The goal of this thesis is to develop computational comparative methods to understand genomes.  We develop and apply general approaches for the systematic analysis of protein-coding and regulatory elements by means of whole-genome comparisons with multiple related species.  We apply these methods to Saccharomyces cerevisiae, commonly known as baker’s yeast.  S. cerevisiae is a model organism for which many genetic tools and techniques have been developed, leading to a wealth of experimental information.  This knowledge has allowed us to validate our biological predictions and assess the power of the methods developed.  We generated high-quality draft genome sequences from three Saccharomyces species of yeast related to S. cerevisiae.  These data provide us with invaluable comparative information currently unmatched by previous sequencing efforts.  Starting with the raw nucleotide sequence assemblies of the three newly sequenced species and the current sequence and annotation of S. cerevisiae, we set out to discover functional elements in the yeast genome based on the comparison of the four species. 

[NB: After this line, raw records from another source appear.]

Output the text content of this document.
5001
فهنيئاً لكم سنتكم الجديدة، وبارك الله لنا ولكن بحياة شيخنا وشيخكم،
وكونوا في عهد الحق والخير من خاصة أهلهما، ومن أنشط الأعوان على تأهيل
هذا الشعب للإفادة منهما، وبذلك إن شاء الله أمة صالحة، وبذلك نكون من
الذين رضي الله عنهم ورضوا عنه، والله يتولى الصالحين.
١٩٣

We first present methods for the automatic comparative annotation of the four species and the determination of orthologous genes and intergenic regions (Chapter 1).  The algorithms enabled the automatic identification of orthologs for more than 90% of genes despite the large number of duplicated genes in the yeast genome. 

Given the gene correspondence, we construct multiple alignments and present comparative methods for gene identification (Chapter 2).  These rely on the different patterns of nucleotide change observed in the alignments of protein coding regions as compared to non-coding regions, specifically the pressure to conserve the reading frame of proteins.  The method has high specificity and sensitivity, and enabled us to revisit the current gene catalogue of S.cerevisiae with important biological implications.

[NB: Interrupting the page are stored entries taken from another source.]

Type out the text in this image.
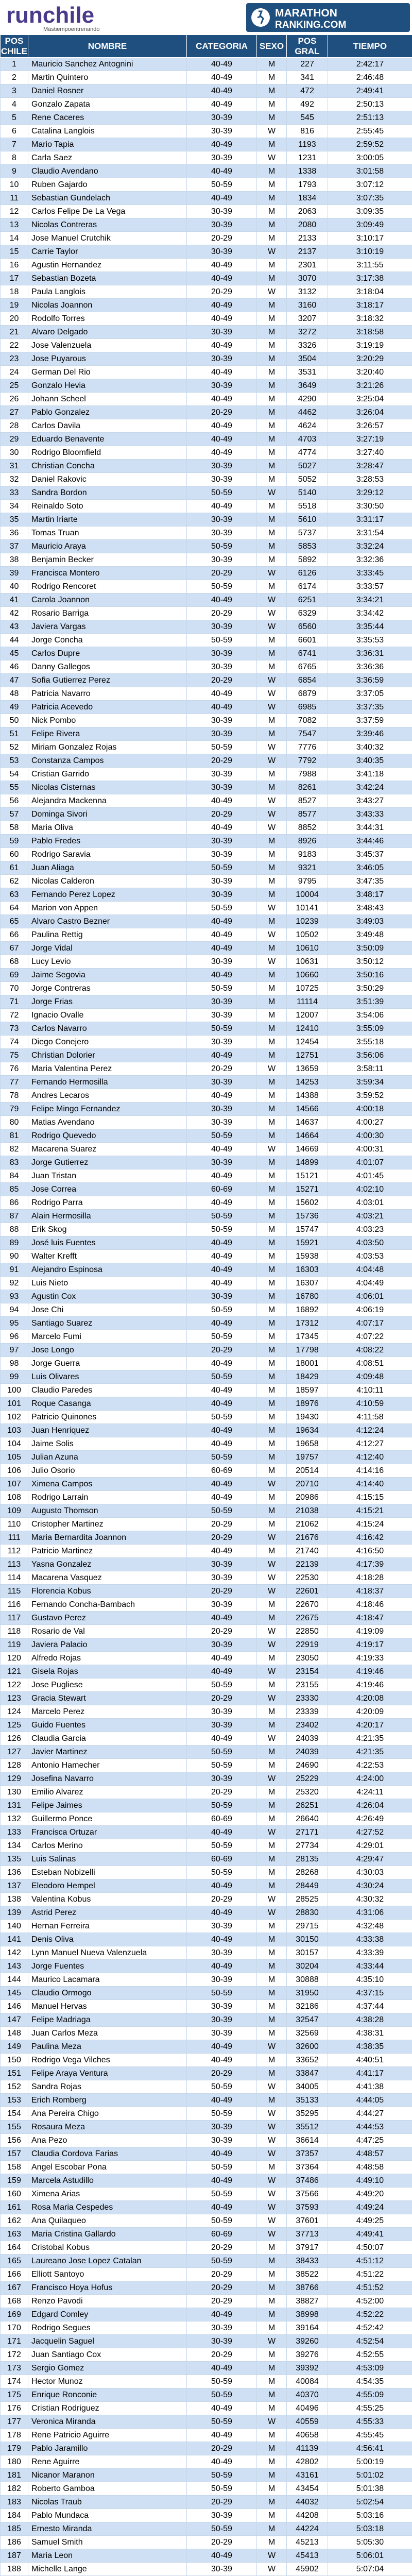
runchile
Mástiempoentrenando
MARATHON
RANKING.COM
POS CHILE	NOMBRE	CATEGORIA	SEXO	POS GRAL	TIEMPO
1	Mauricio Sanchez Antognini	40-49	M	227	2:42:17
2	Martin Quintero	40-49	M	341	2:46:48
3	Daniel Rosner	40-49	M	472	2:49:41
4	Gonzalo Zapata	40-49	M	492	2:50:13
5	Rene Caceres	30-39	M	545	2:51:13
6	Catalina Langlois	30-39	W	816	2:55:45
7	Mario Tapia	40-49	M	1193	2:59:52
8	Carla Saez	30-39	W	1231	3:00:05
9	Claudio Avendano	40-49	M	1338	3:01:58
10	Ruben Gajardo	50-59	M	1793	3:07:12
11	Sebastian Gundelach	40-49	M	1834	3:07:35
12	Carlos Felipe De La Vega	30-39	M	2063	3:09:35
13	Nicolas Contreras	30-39	M	2080	3:09:49
14	Jose Manuel Crutchik	20-29	M	2133	3:10:17
15	Carrie Taylor	30-39	W	2137	3:10:19
16	Agustin Hernandez	40-49	M	2301	3:11:55
17	Sebastian Bozeta	40-49	M	3070	3:17:38
18	Paula Langlois	20-29	W	3132	3:18:04
19	Nicolas Joannon	40-49	M	3160	3:18:17
20	Rodolfo Torres	40-49	M	3207	3:18:32
21	Alvaro Delgado	30-39	M	3272	3:18:58
22	Jose Valenzuela	40-49	M	3326	3:19:19
23	Jose Puyarous	30-39	M	3504	3:20:29
24	German Del Rio	40-49	M	3531	3:20:40
25	Gonzalo Hevia	30-39	M	3649	3:21:26
26	Johann Scheel	40-49	M	4290	3:25:04
27	Pablo Gonzalez	20-29	M	4462	3:26:04
28	Carlos Davila	40-49	M	4624	3:26:57
29	Eduardo Benavente	40-49	M	4703	3:27:19
30	Rodrigo Bloomfield	40-49	M	4774	3:27:40
31	Christian Concha	30-39	M	5027	3:28:47
32	Daniel Rakovic	30-39	M	5052	3:28:53
33	Sandra Bordon	50-59	W	5140	3:29:12
34	Reinaldo Soto	40-49	M	5518	3:30:50
35	Martin Iriarte	30-39	M	5610	3:31:17
36	Tomas Truan	30-39	M	5737	3:31:54
37	Mauricio Araya	50-59	M	5853	3:32:24
38	Benjamin Becker	30-39	M	5892	3:32:36
39	Francisca Montero	20-29	W	6126	3:33:45
40	Rodrigo Rencoret	50-59	M	6174	3:33:57
41	Carola Joannon	40-49	W	6251	3:34:21
42	Rosario Barriga	20-29	W	6329	3:34:42
43	Javiera Vargas	30-39	W	6560	3:35:44
44	Jorge Concha	50-59	M	6601	3:35:53
45	Carlos Dupre	30-39	M	6741	3:36:31
46	Danny Gallegos	30-39	M	6765	3:36:36
47	Sofia Gutierrez Perez	20-29	W	6854	3:36:59
48	Patricia Navarro	40-49	W	6879	3:37:05
49	Patricia Acevedo	40-49	W	6985	3:37:35
50	Nick Pombo	30-39	M	7082	3:37:59
51	Felipe Rivera	30-39	M	7547	3:39:46
52	Miriam Gonzalez Rojas	50-59	W	7776	3:40:32
53	Constanza Campos	20-29	W	7792	3:40:35
54	Cristian Garrido	30-39	M	7988	3:41:18
55	Nicolas Cisternas	30-39	M	8261	3:42:24
56	Alejandra Mackenna	40-49	W	8527	3:43:27
57	Dominga Sivori	20-29	W	8577	3:43:33
58	Maria Oliva	40-49	W	8852	3:44:31
59	Pablo Fredes	30-39	M	8926	3:44:46
60	Rodrigo Saravia	30-39	M	9183	3:45:37
61	Juan Aliaga	50-59	M	9321	3:46:05
62	Nicolas Calderon	30-39	M	9795	3:47:35
63	Fernando Perez Lopez	30-39	M	10004	3:48:17
64	Marion von Appen	50-59	W	10141	3:48:43
65	Alvaro Castro Bezner	40-49	M	10239	3:49:03
66	Paulina Rettig	40-49	W	10502	3:49:48
67	Jorge Vidal	40-49	M	10610	3:50:09
68	Lucy Levio	30-39	W	10631	3:50:12
69	Jaime Segovia	40-49	M	10660	3:50:16
70	Jorge Contreras	50-59	M	10725	3:50:29
71	Jorge Frias	30-39	M	11114	3:51:39
72	Ignacio Ovalle	30-39	M	12007	3:54:06
73	Carlos Navarro	50-59	M	12410	3:55:09
74	Diego Conejero	30-39	M	12454	3:55:18
75	Christian Dolorier	40-49	M	12751	3:56:06
76	Maria Valentina Perez	20-29	W	13659	3:58:11
77	Fernando Hermosilla	30-39	M	14253	3:59:34
78	Andres Lecaros	40-49	M	14388	3:59:52
79	Felipe Mingo Fernandez	30-39	M	14566	4:00:18
80	Matias Avendano	30-39	M	14637	4:00:27
81	Rodrigo Quevedo	50-59	M	14664	4:00:30
82	Macarena Suarez	40-49	W	14669	4:00:31
83	Jorge Gutierrez	30-39	M	14899	4:01:07
84	Juan Tristan	40-49	M	15121	4:01:45
85	Jose Correa	60-69	M	15271	4:02:10
86	Rodrigo Parra	40-49	M	15602	4:03:01
87	Alain Hermosilla	50-59	M	15736	4:03:21
88	Erik Skog	50-59	M	15747	4:03:23
89	José luis Fuentes	40-49	M	15921	4:03:50
90	Walter Krefft	40-49	M	15938	4:03:53
91	Alejandro Espinosa	40-49	M	16303	4:04:48
92	Luis Nieto	40-49	M	16307	4:04:49
93	Agustin Cox	30-39	M	16780	4:06:01
94	Jose Chi	50-59	M	16892	4:06:19
95	Santiago Suarez	40-49	M	17312	4:07:17
96	Marcelo Fumi	50-59	M	17345	4:07:22
97	Jose Longo	20-29	M	17798	4:08:22
98	Jorge Guerra	40-49	M	18001	4:08:51
99	Luis Olivares	50-59	M	18429	4:09:48
100	Claudio Paredes	40-49	M	18597	4:10:11
101	Roque Casanga	40-49	M	18976	4:10:59
102	Patricio Quinones	50-59	M	19430	4:11:58
103	Juan Henriquez	40-49	M	19634	4:12:24
104	Jaime Solis	40-49	M	19658	4:12:27
105	Julian Azuna	50-59	M	19757	4:12:40
106	Julio Osorio	60-69	M	20514	4:14:16
107	Ximena Campos	40-49	W	20710	4:14:40
108	Rodrigo Larrain	40-49	M	20986	4:15:15
109	Augusto Thomson	50-59	M	21038	4:15:21
110	Cristopher Martinez	20-29	M	21062	4:15:24
111	Maria Bernardita Joannon	20-29	W	21676	4:16:42
112	Patricio Martinez	40-49	M	21740	4:16:50
113	Yasna Gonzalez	30-39	W	22139	4:17:39
114	Macarena Vasquez	30-39	W	22530	4:18:28
115	Florencia Kobus	20-29	W	22601	4:18:37
116	Fernando Concha-Bambach	30-39	M	22670	4:18:46
117	Gustavo Perez	40-49	M	22675	4:18:47
118	Rosario de Val	20-29	W	22850	4:19:09
119	Javiera Palacio	30-39	W	22919	4:19:17
120	Alfredo Rojas	40-49	M	23050	4:19:33
121	Gisela Rojas	40-49	W	23154	4:19:46
122	Jose Pugliese	50-59	M	23155	4:19:46
123	Gracia Stewart	20-29	W	23330	4:20:08
124	Marcelo Perez	30-39	M	23339	4:20:09
125	Guido Fuentes	30-39	M	23402	4:20:17
126	Claudia Garcia	40-49	W	24039	4:21:35
127	Javier Martinez	50-59	M	24039	4:21:35
128	Antonio Hamecher	50-59	M	24690	4:22:53
129	Josefina Navarro	30-39	W	25229	4:24:00
130	Emilio Alvarez	20-29	M	25320	4:24:11
131	Felipe Jaimes	50-59	M	26251	4:26:04
132	Guillermo Ponce	60-69	M	26640	4:26:49
133	Francisca Ortuzar	40-49	W	27171	4:27:52
134	Carlos Merino	50-59	M	27734	4:29:01
135	Luis Salinas	60-69	M	28135	4:29:47
136	Esteban Nobizelli	50-59	M	28268	4:30:03
137	Eleodoro Hempel	40-49	M	28449	4:30:24
138	Valentina Kobus	20-29	W	28525	4:30:32
139	Astrid Perez	40-49	W	28830	4:31:06
140	Hernan Ferreira	30-39	M	29715	4:32:48
141	Denis Oliva	40-49	M	30150	4:33:38
142	Lynn Manuel Nueva Valenzuela	30-39	M	30157	4:33:39
143	Jorge Fuentes	40-49	M	30204	4:33:44
144	Maurico Lacamara	30-39	M	30888	4:35:10
145	Claudio Ormogo	50-59	M	31950	4:37:15
146	Manuel Hervas	30-39	M	32186	4:37:44
147	Felipe Madriaga	30-39	M	32547	4:38:28
148	Juan Carlos Meza	30-39	M	32569	4:38:31
149	Paulina Meza	40-49	W	32600	4:38:35
150	Rodrigo Vega Vilches	40-49	M	33652	4:40:51
151	Felipe Araya Ventura	20-29	M	33847	4:41:17
152	Sandra Rojas	50-59	W	34005	4:41:38
153	Erich Romberg	40-49	M	35133	4:44:05
154	Ana Pereira Chigo	50-59	W	35295	4:44:27
155	Rosaura Meza	30-39	W	35512	4:44:53
156	Ana Pezo	30-39	W	36614	4:47:25
157	Claudia Cordova Farias	40-49	W	37357	4:48:57
158	Angel Escobar Pona	50-59	M	37364	4:48:58
159	Marcela Astudillo	40-49	W	37486	4:49:10
160	Ximena Arias	50-59	W	37566	4:49:20
161	Rosa Maria Cespedes	40-49	W	37593	4:49:24
162	Ana Quilaqueo	50-59	W	37601	4:49:25
163	Maria Cristina Gallardo	60-69	W	37713	4:49:41
164	Cristobal Kobus	20-29	M	37917	4:50:07
165	Laureano Jose Lopez Catalan	50-59	M	38433	4:51:12
166	Elliott Santoyo	20-29	M	38522	4:51:22
167	Francisco Hoya Hofus	20-29	M	38766	4:51:52
168	Renzo Pavodi	20-29	M	38827	4:52:00
169	Edgard Comley	40-49	M	38998	4:52:22
170	Rodrigo Segues	30-39	M	39164	4:52:42
171	Jacquelin Saguel	30-39	W	39260	4:52:54
172	Juan Santiago Cox	20-29	M	39276	4:52:55
173	Sergio Gomez	40-49	M	39392	4:53:09
174	Hector Munoz	50-59	M	40084	4:54:35
175	Enrique Ronconie	50-59	M	40370	4:55:09
176	Cristian Rodriguez	40-49	M	40496	4:55:25
177	Veronica Miranda	50-59	W	40559	4:55:33
178	Rene Patricio Aguirre	40-49	M	40658	4:55:45
179	Pablo Jaramillo	20-29	M	41139	4:56:41
180	Rene Aguirre	40-49	M	42802	5:00:19
181	Nicanor Maranon	50-59	M	43161	5:01:02
182	Roberto Gamboa	50-59	M	43454	5:01:38
183	Nicolas Traub	20-29	M	44032	5:02:54
184	Pablo Mundaca	30-39	M	44208	5:03:16
185	Ernesto Miranda	50-59	M	44224	5:03:18
186	Samuel Smith	20-29	M	45213	5:05:30
187	Maria Leon	40-49	W	45413	5:06:01
188	Michelle Lange	30-39	W	45902	5:07:04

We then turn to the identification of regulatory motifs (Chapter 3).  We present statistical methods for their systematic de-novo identification without use of prior biological information.  We automatically identified 72 genome-wide sequence elements, with strongly non-random conservation properties.  To validate our findings, we compared the discovered motifs against a list of known motifs, and found that we discovered virtually all previously known regulatory motifs, and an additional 41 motifs.  We assign function to these motifs using sets of functionally related genes (Chapter 4), and we discover additional motifs enriched in these sets. 

We further present methods for revealing the combinatorial control of gene expression (Chapter 5).  We study the genome-wide co-occurrence of regulatory motifs, and discover significant correlations between pairs of motifs that were not apparent in a single genome.  We show that these correspond to biologically meaningful relationships between the corresponding factors and that motif combinations can change the specific functional enrichment of target genes, thus increasing the versatility of gene regulation using only a limited number of regulatory motifs.

We finally focus on the differences between the species compared and discover the regions and mechanisms of evolutionary change (Chapter 6).  We study rapid gene family expansions and discover that they localize in the telomeres.  We show that chromosomal rearrangements and inversions are mediated by specific sequence elements.  We find specific mechanisms of rapid protein change in environment adaptation genes, as well as stretches of unchanged nucleotides suggesting novel functions for uncharacterized genes.

Our results demonstrate the central role of computational tools in modern biology.  Our methods are general and applicable to the study of any organism.  They are currently being applied to a kingdom-wide exploration of fungal genomes and the comparative analysis of the human genome with that of the mouse and other mammals.  Comparison of multiple related species may present a new paradigm for understanding the genome of any single species.